Crise grecque : des villas luxueuses vendues au rabais

Le secteur immobilier grec est frappé de plein fouet par la crise qui perdure depuis des années dans le pays. De luxueuses villas situées dans les sites les plus plébiscités par les investisseurs sont ainsi vendues au rabais. Décryptage du contexte.

Une chute de 30 %, voire 50 % des prix

Nombreuses sont les propriétés de rêve qui sont proposées à des prix cassés dans les îles à la mode et dans les stations balnéaires du pays hellénique. Depuis 2011, les cours des biens immobiliers ont chuté de 30 % en moyenne.
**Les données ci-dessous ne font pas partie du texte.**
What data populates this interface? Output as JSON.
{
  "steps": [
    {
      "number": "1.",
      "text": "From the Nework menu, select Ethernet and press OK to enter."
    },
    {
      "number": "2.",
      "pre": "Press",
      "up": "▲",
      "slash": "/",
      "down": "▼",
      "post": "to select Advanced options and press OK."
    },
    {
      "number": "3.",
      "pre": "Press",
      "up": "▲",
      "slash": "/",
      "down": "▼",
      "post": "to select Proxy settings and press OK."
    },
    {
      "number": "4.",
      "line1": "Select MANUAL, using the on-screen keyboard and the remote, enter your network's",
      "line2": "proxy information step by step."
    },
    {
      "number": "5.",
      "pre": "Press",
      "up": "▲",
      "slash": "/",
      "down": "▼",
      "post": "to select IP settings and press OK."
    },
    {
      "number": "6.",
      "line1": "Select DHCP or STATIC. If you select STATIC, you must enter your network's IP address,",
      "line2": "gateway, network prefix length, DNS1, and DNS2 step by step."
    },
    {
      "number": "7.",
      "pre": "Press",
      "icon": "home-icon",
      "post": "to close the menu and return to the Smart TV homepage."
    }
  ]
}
Dans la capitale, la situation est encore pire puisque les tarifs ont diminué de 50 % depuis 2008. Ainsi, pendant que les instances politiques mondiales se penchent sur le problème de la crise grecque et s’évertuent à trouver une solution adéquate au problème, d’autres essaient de profiter de l’instabilité du pays pour réaliser de bonnes affaires.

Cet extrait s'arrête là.